I mean, I remember I got back to my office, and, immediately, the word had spread. And a number of agents called me and said: "I heard you told our clients to fire us all."

And I said: "No, I didn't tell your clients to fire you. I told you to hire someone who looks like your clients."

We're all fighting for the same thing, which is the end of inequities based on gender and race.

I had a very clear sense as I was growing up that the things that were happening to me and the things that I could take advantage of were all built on the sacrifice of other people.

I always felt this incredible duty.

And it probably was because these things were discussed so openly in my household about what was going on in the civil rights movement of that era.

I always tell the story about how, when my mom was doing chores, I would sit at like the end of an ironing board or I would sit on a stool in the kitchen and I would read The New York Times to her.

And people say, oh, gosh, your mom must have really wanted you to know about news and all of that. And, no, my mom just wanted to know what was going on in The New York Times. And she couldn't read it herself because she was doing something else.

That's how she fully integrated us into the world. I always had this sense of, you have to be a really clear advocate for yourself, because no one else is going to advocate for you.

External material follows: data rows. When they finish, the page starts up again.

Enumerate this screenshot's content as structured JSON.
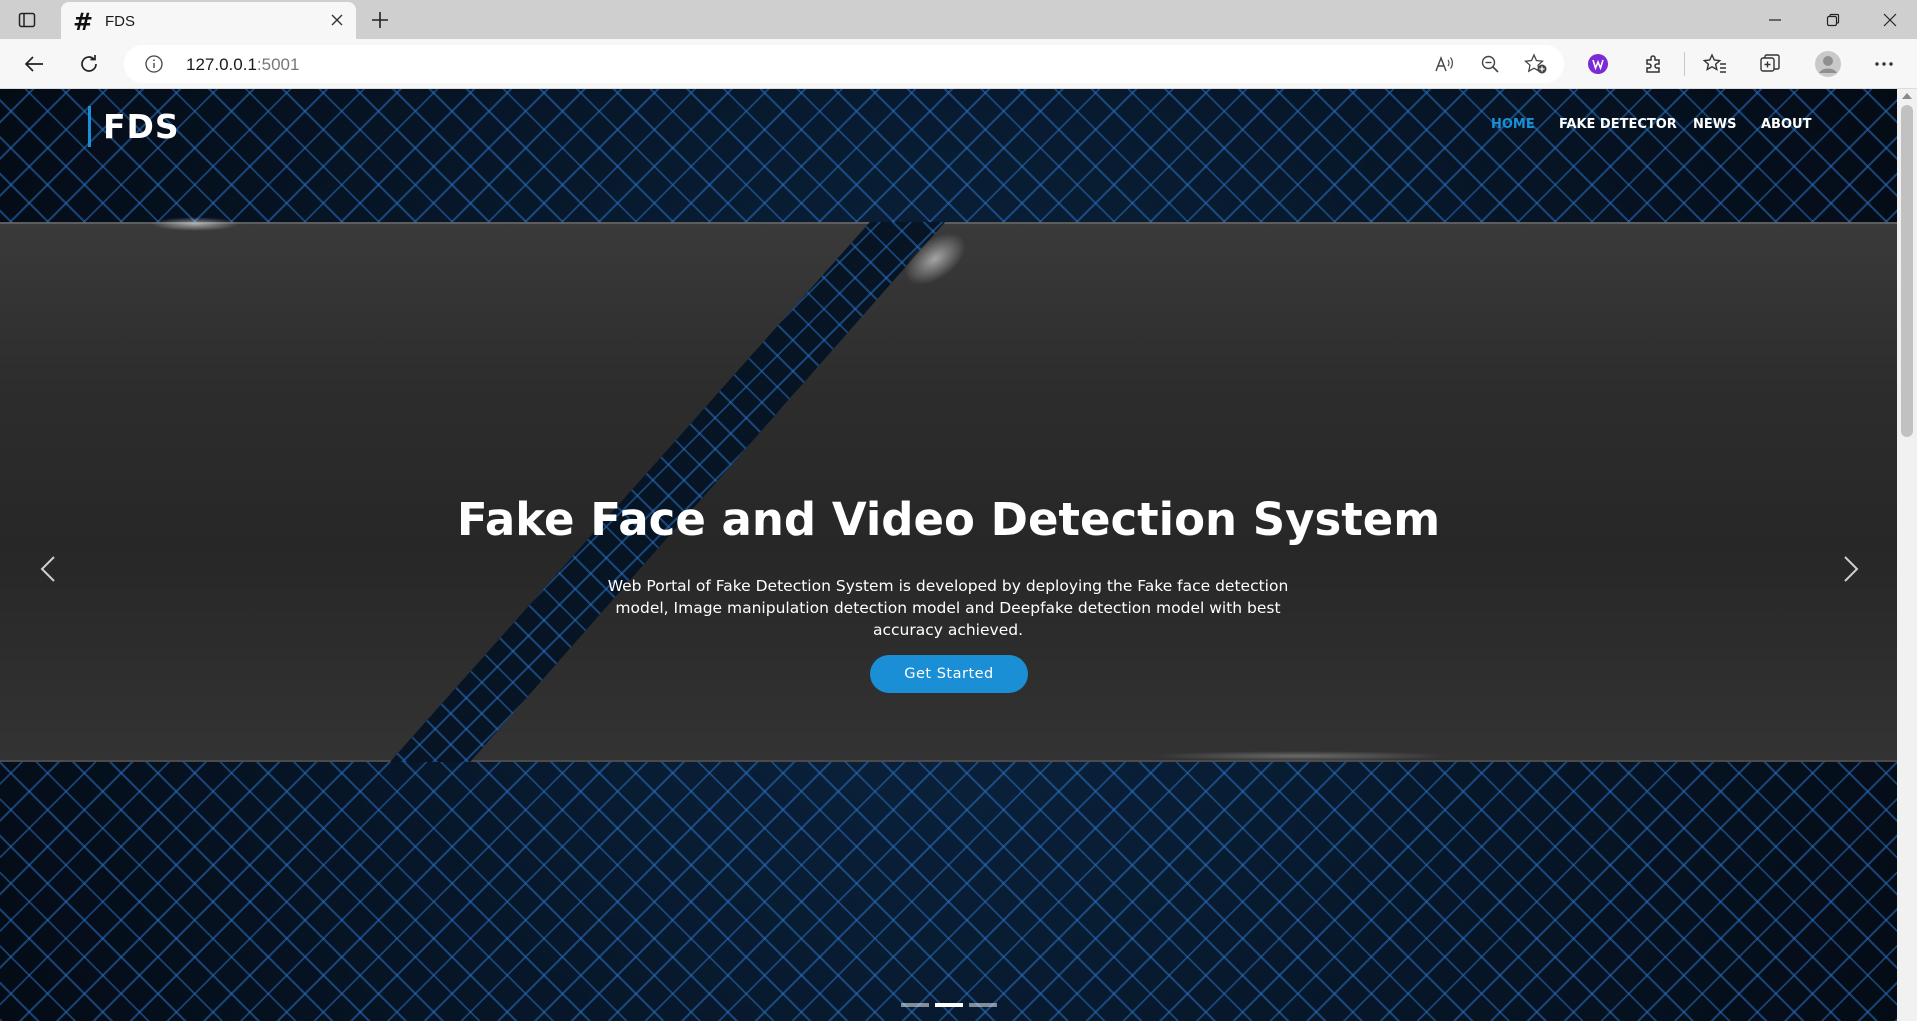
{
  "browser": {
    "tab": {
      "favicon": "#",
      "title": "FDS"
    },
    "url_host": "127.0.0.1",
    "url_port": ":5001",
    "icons": [
      "tab-actions-icon",
      "close-icon",
      "plus-icon",
      "minimize-icon",
      "restore-icon",
      "close-window-icon",
      "back-icon",
      "refresh-icon",
      "info-icon",
      "read-aloud-icon",
      "zoom-out-icon",
      "add-favorite-icon",
      "extension-icon",
      "extensions-icon",
      "favorites-icon",
      "collections-icon",
      "profile-icon",
      "more-icon"
    ],
    "accent_color": "#1a8fd6"
  },
  "site": {
    "brand": "FDS",
    "nav": [
      {
        "label": "HOME",
        "active": true
      },
      {
        "label": "FAKE DETECTOR",
        "active": false
      },
      {
        "label": "NEWS",
        "active": false
      },
      {
        "label": "ABOUT",
        "active": false
      }
    ],
    "hero": {
      "title": "Fake Face and Video Detection System",
      "description": "Web Portal of Fake Detection System is developed by deploying the Fake face detection model, Image manipulation detection model and Deepfake detection model with best accuracy achieved.",
      "cta": "Get Started"
    },
    "carousel": {
      "slides": 3,
      "active_slide": 2
    }
  }
}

Steve Goldbloom: What does it feel like to walk into the room and be the only woman and sometimes the only woman of color?

Nina Shaw: Unfortunately, up until recently, it has felt entirely normal.

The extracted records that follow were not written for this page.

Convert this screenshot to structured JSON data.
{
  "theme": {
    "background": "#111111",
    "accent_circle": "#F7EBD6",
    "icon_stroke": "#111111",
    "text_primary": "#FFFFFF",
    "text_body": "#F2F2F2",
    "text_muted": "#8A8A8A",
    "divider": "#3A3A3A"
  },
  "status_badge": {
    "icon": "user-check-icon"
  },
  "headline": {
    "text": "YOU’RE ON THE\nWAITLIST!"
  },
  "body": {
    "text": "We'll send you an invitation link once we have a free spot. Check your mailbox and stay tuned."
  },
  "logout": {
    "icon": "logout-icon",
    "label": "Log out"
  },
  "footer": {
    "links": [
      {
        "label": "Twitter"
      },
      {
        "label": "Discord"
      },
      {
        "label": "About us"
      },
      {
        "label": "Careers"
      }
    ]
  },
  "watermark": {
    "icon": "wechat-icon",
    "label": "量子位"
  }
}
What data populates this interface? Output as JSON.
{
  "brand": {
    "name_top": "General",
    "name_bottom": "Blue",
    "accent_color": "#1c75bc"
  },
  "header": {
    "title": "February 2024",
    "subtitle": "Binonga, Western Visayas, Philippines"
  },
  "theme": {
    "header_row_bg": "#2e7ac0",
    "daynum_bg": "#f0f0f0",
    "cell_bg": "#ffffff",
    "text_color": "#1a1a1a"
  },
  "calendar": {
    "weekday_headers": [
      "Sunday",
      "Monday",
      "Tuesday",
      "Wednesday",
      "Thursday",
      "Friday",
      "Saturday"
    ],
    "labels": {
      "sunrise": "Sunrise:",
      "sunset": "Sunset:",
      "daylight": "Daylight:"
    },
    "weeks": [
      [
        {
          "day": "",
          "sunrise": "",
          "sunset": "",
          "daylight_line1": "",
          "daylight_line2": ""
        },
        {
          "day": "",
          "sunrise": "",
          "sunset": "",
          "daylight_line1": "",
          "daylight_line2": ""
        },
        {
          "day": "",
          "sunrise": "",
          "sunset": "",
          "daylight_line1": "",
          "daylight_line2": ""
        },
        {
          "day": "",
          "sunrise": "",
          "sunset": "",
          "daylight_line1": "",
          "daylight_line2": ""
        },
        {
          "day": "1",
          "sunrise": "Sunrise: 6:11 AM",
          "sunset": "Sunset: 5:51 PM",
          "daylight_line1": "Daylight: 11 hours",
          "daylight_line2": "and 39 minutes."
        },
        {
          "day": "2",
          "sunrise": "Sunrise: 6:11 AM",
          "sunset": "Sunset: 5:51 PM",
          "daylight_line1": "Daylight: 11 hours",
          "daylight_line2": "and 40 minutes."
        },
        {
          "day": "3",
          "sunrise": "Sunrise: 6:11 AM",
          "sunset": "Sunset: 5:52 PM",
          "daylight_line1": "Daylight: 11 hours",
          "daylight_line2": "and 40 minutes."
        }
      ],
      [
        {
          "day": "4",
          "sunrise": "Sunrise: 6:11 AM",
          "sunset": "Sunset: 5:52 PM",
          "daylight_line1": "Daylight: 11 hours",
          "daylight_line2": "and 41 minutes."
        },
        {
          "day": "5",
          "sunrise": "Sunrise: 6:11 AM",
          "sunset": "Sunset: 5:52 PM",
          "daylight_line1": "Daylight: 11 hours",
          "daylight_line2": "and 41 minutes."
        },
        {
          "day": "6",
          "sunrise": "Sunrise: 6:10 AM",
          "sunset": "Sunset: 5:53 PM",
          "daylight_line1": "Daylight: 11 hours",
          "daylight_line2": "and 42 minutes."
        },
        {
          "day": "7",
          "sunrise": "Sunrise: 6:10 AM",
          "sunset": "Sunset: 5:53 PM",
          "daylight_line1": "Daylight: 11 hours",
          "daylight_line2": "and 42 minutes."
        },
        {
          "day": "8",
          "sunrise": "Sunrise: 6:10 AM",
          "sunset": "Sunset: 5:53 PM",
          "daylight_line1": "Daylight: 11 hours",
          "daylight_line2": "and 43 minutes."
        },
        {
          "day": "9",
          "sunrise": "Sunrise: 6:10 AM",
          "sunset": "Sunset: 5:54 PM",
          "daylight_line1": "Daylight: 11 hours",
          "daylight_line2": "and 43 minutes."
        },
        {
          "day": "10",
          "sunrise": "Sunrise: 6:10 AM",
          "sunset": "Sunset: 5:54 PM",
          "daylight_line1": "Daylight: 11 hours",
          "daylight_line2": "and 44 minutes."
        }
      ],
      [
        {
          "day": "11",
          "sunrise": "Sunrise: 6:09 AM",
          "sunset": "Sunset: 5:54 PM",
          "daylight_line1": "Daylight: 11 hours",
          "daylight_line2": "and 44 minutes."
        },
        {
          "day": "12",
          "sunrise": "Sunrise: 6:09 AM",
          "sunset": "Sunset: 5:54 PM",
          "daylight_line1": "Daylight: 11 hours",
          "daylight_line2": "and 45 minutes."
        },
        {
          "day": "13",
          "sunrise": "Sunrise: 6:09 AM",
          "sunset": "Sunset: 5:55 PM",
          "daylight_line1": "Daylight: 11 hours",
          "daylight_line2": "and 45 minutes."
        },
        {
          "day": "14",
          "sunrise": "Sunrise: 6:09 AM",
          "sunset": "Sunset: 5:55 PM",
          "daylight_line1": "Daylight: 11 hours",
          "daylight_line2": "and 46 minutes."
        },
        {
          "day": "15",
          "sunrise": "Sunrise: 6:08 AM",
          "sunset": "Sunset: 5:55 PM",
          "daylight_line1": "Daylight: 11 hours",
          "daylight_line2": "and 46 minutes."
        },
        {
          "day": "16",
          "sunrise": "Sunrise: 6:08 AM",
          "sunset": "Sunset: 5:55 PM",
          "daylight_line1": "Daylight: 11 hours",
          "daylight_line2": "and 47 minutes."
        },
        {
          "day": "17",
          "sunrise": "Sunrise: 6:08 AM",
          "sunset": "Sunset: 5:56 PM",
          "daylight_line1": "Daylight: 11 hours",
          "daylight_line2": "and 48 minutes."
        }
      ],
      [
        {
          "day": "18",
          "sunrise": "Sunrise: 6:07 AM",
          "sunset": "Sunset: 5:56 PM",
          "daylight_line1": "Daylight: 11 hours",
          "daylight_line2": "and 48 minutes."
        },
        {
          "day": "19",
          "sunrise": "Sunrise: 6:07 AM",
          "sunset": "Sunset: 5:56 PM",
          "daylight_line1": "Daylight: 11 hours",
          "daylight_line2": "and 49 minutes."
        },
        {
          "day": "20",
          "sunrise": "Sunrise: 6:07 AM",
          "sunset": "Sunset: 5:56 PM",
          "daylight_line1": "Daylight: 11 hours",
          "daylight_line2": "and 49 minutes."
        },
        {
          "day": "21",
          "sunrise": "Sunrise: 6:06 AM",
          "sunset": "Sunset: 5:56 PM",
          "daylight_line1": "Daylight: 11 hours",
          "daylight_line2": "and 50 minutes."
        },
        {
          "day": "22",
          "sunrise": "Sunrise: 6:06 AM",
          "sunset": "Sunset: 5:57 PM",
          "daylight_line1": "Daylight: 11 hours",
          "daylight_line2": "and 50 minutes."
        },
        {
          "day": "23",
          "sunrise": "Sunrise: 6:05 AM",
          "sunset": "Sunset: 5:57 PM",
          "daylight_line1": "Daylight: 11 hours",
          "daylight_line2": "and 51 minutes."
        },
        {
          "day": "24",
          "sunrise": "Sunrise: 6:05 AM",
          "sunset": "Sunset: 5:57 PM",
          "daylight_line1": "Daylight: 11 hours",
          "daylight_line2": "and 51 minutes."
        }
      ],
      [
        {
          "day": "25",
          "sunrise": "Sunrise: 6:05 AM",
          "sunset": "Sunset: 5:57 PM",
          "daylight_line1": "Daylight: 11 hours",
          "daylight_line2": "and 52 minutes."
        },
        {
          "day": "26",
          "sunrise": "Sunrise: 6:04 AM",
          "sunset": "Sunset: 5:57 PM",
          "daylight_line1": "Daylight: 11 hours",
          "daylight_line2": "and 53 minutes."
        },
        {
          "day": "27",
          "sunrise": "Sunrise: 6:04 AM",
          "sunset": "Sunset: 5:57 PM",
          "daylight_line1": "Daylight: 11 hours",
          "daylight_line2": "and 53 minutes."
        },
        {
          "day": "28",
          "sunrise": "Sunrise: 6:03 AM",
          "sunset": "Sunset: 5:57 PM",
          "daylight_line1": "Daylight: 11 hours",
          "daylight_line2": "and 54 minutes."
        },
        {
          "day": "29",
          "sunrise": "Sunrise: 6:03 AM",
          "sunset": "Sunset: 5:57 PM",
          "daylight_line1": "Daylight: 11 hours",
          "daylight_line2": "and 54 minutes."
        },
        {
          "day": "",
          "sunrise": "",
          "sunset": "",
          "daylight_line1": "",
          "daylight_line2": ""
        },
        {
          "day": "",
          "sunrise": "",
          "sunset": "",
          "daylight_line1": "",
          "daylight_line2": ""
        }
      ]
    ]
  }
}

It has often felt sad and isolating. And it has always been something that I don't want for the people who come behind me or after me.

You can be more open to diversity and inclusion, but I think the tougher issue is, you can be uncomfortable.

Every time you walk into a room and everyone in that room looks just like you, you need to squirm. You need to feel like, this room doesn't work for me, because I think it's only when we reach that point of discomfort, when we reach that point of feeling like, you know what, this is not good.

It's like I'm in a room that's too cold or too hot, and you need to feel it the minute you walk through the door. And I think, until that happens, we're not going to see real change.

Judy Woodruff: So thankful to hear from Nina Shaw.